Published February 22, 2019
A recent report from financial data provider Factset offers interesting information regarding corporate earnings. Below are snapshots from that report along with our comments.
This quarter’s earnings reports have been notable for the mild response to negative announcements. The chart below shows that positive earnings surprises (on the left of the chart) have generated an average gain in stock price of +2%, double the typical response. Meanwhile, negative earnings surprises have resulted in a stock price decline of only -0.4%. That’s far better than the -2.6% hit stock prices usually experience from a negative earnings report. The second chart shows just how unusual this benign response to negative earnings is. The conclusion is that stock prices coming into the earnings reporting period were overly pessimistic.

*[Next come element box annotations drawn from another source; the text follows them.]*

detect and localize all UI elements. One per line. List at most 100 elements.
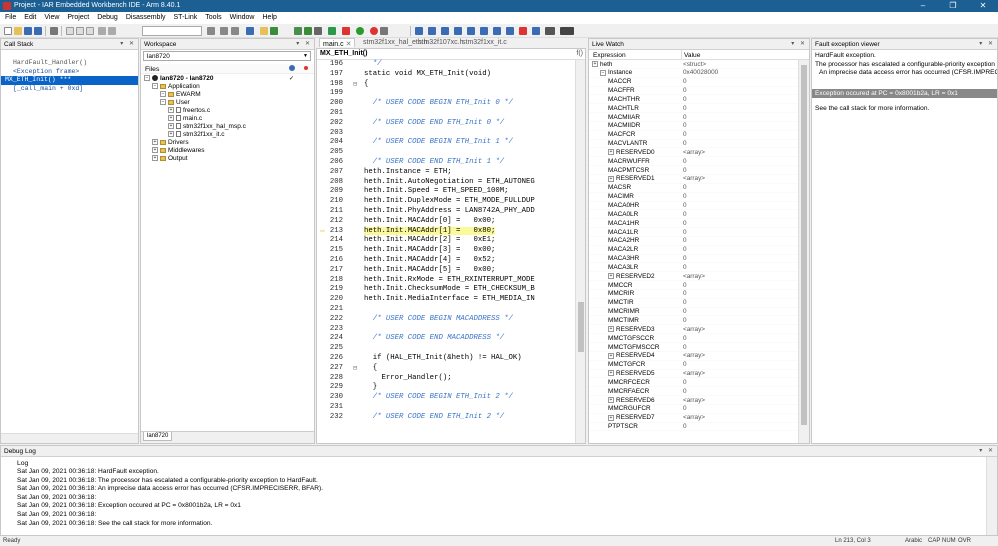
watch-value[interactable]: 0 [683,264,687,271]
tree-item[interactable]: − EWARM [141,91,314,99]
undo-icon[interactable] [98,27,106,35]
line-number[interactable]: 196 [317,60,347,68]
watch-row[interactable]: + RESERVED3 <array> [589,325,809,335]
code-area[interactable]: 196 */197 static void MX_ETH_Init(void) 19… [317,60,585,422]
settings-gear-icon[interactable] [289,65,295,71]
maximize-button[interactable]: ❐ [938,0,968,12]
watch-value[interactable]: <struct> [683,61,706,68]
horizontal-scrollbar[interactable] [1,433,138,443]
menu-tools[interactable]: Tools [200,12,224,21]
line-number[interactable]: 200 [317,99,347,107]
tree-item[interactable]: − lan8720 - lan8720 ✓ [141,75,314,83]
menu-view[interactable]: View [39,12,62,21]
tree-item[interactable]: + freertos.c [141,107,314,115]
paste-icon[interactable] [86,27,94,35]
build-icon[interactable] [270,27,278,35]
break-icon[interactable] [506,27,514,35]
call-stack-frame[interactable]: <Exception frame> [1,68,138,77]
line-number[interactable]: 224 [317,334,347,342]
close-button[interactable]: ✕ [968,0,998,12]
watch-row[interactable]: MACPMTCSR 0 [589,166,809,175]
goto-icon[interactable] [260,27,268,35]
line-number[interactable]: 221 [317,305,347,313]
line-number[interactable]: 210 [317,197,347,205]
code-line[interactable]: 225 [317,344,585,354]
code-line[interactable]: 211 heth.Init.PhyAddress = LAN8742A_PHY_A… [317,207,585,217]
sum-icon[interactable] [560,27,574,35]
code-line[interactable]: 223 [317,325,585,335]
code-line[interactable]: 222 /* USER CODE BEGIN MACADDRESS */ [317,315,585,325]
watch-row[interactable]: MACHTLR 0 [589,104,809,114]
watch-row[interactable]: MACCR 0 [589,78,809,87]
watch-row[interactable]: MMCRIR 0 [589,290,809,299]
watch-row[interactable]: MACA1HR 0 [589,219,809,229]
code-line[interactable]: 214 heth.Init.MACAddr[2] = 0xE1; [317,236,585,246]
watch-row[interactable]: MMCTGFSCCR 0 [589,334,809,343]
line-number[interactable]: 218 [317,276,347,284]
bookmark-icon[interactable] [246,27,254,35]
new-file-icon[interactable] [4,27,12,35]
watch-row[interactable]: MACA2LR 0 [589,246,809,255]
line-number[interactable]: 229 [317,383,347,391]
watch-row[interactable]: MACSR 0 [589,184,809,193]
watch-value[interactable]: 0 [683,361,687,368]
expand-toggle-icon[interactable]: + [608,352,614,359]
code-line[interactable]: 230 /* USER CODE BEGIN ETH_Init 2 */ [317,393,585,403]
watch-row[interactable]: MMCTGFMSCCR 0 [589,343,809,352]
expand-toggle-icon[interactable]: − [160,91,166,98]
watch-row[interactable]: MACA3LR 0 [589,263,809,273]
watch-value[interactable]: 0 [683,131,687,138]
find-combo[interactable] [142,26,202,36]
expression-column-header[interactable]: Expression [593,52,626,59]
watch-row[interactable]: − Instance 0x40028000 [589,69,809,78]
expand-toggle-icon[interactable]: − [144,75,150,82]
next-statement-icon[interactable] [454,27,462,35]
tree-item[interactable]: − User [141,99,314,107]
panel-controls[interactable]: ▾ ✕ [979,447,995,454]
watch-value[interactable]: 0 [683,114,687,121]
vertical-scrollbar[interactable] [798,60,809,443]
log-entry[interactable]: Sat Jan 09, 2021 00:36:18: Exception occ… [1,502,997,511]
line-number[interactable]: 204 [317,138,347,146]
watch-value[interactable]: 0 [683,299,687,306]
watch-row[interactable]: + heth <struct> [589,60,809,69]
menu-window[interactable]: Window [225,12,258,21]
watch-value[interactable]: 0 [683,193,687,200]
line-number[interactable]: 222 [317,315,347,323]
watch-row[interactable]: MMCTIR 0 [589,299,809,308]
halt-icon[interactable] [342,27,350,35]
line-number[interactable]: 203 [317,129,347,137]
menu-help[interactable]: Help [258,12,280,21]
watch-row[interactable]: + RESERVED6 <array> [589,396,809,405]
line-number[interactable]: 220 [317,295,347,303]
watch-value[interactable]: 0 [683,158,687,165]
watch-row[interactable]: MMCRIMR 0 [589,308,809,317]
code-line[interactable]: 209 heth.Init.Speed = ETH_SPEED_100M; [317,187,585,197]
expand-toggle-icon[interactable]: − [152,83,158,90]
watch-row[interactable]: MACA3HR 0 [589,255,809,264]
watch-value[interactable]: <array> [683,326,705,333]
open-icon[interactable] [14,27,22,35]
fold-toggle-icon[interactable]: ⊟ [353,80,357,89]
watch-value[interactable]: 0 [683,167,687,174]
watch-value[interactable]: 0 [683,96,687,103]
watch-value[interactable]: 0 [683,344,687,351]
toggle-breakpoint-icon[interactable] [328,27,336,35]
code-line[interactable]: 208 heth.Init.AutoNegotiation = ETH_AUTON… [317,178,585,188]
watch-row[interactable]: + RESERVED7 <array> [589,414,809,423]
watch-row[interactable]: + RESERVED2 <array> [589,272,809,282]
step-into-icon[interactable] [428,27,436,35]
watch-value[interactable]: 0 [683,122,687,129]
watch-row[interactable]: + RESERVED5 <array> [589,370,809,379]
watch-value[interactable]: 0 [683,308,687,315]
line-number[interactable]: 227 [317,364,347,372]
watch-row[interactable]: MACFFR 0 [589,87,809,96]
watch-value[interactable]: <array> [683,414,705,421]
tree-item[interactable]: + main.c [141,115,314,123]
expand-toggle-icon[interactable]: + [152,155,158,162]
watch-value[interactable]: 0 [683,282,687,289]
watch-value[interactable]: 0 [683,105,687,112]
watch-row[interactable]: MMCTIMR 0 [589,316,809,326]
find-icon[interactable] [207,27,215,35]
reset-icon[interactable] [380,27,388,35]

Looking forward, earnings estimates have been coming down steadily since October. The bottom line shown on this chart is 2018 earnings. The top line is 2019 estimated earnings. Prior to the change in expectations, earnings had been projected to grow +10% in 2019. That expectation has now been halved to +5%. Hence, the decline in stock prices throughout the fourth quarter of 2018, while compounded by concerns over Federal Reserve policy and the outlook for China trade relations, were also consistent with a slide in earnings expectations as the global economic outlook soured.
By quarter, Factset reports the following expectations for earnings and revenue – a weak first half of 2019 before resumption of solid growth by year’s end.
The rebound in stock prices through the first weeks of 2019 has only brought stock valuations back to normal levels. They had become elevated during the hoped for synchronized global growth narrative driving markets in 2017 before sinking as that growth story failed to materialize. This chart shows stock prices relative to expected earnings over the next twelve months. The dashed lines portray 5 and 10-year averages for this indicator. After dropping to relatively cheap levels in December, stock prices have bounced back to the average range based on current earnings outlooks.
In summary, while earnings expectations have been falling for months, with projections for the first quarter now negative, the outlook remains positive out in time. We note these are bottoms-up projections, meaning that they are built up on a company by company basis. This may differ from a tops-down approach where the overall economic health is projected before working down to the individual company level. On the tops-down analysis, there are still plenty of analysts who anticipate a recession beginning sometime around 2020. That appears to be substantially at odds with the accelerated growth prospects coming out of the bottoms-up analysis.
Investors returned from the Presidents Day holiday feeling refreshed and ready to continue the rally begun at the end of 2018. Good earnings from Wal-Mart (WMT) coupled with positive words on the China trade dispute pushed stocks higher by +0.2% Tuesday. The release of minutes from the Federal Reserve’s January meeting kept the tone upbeat Wednesday. Another +0.2% day as strong earnings from semiconductor firm Analog Devices (ADI) were countered by a surprisingly weak outlook from pharmacy/health insurer CVS Health (CVS). A contraction in Eurozone manufacturing along with a below-expectations report on business investment gave investors a reason to give back -0.4% in Thursday’s trade. However, that dip was reversed Friday as optimism surrounding the trade talks with China supported stocks throughout the day leading to a +0.6% gain.
Stocks continued their non-stop rise so far in 2019 with the S&P 500 (SPY) adding another +0.64% this week. The Nasdaq 100 (QQQ) posted a +0.55% lift, while the small-cap Russell 2000 (IWM) continued to show leadership with a +1.24% rise.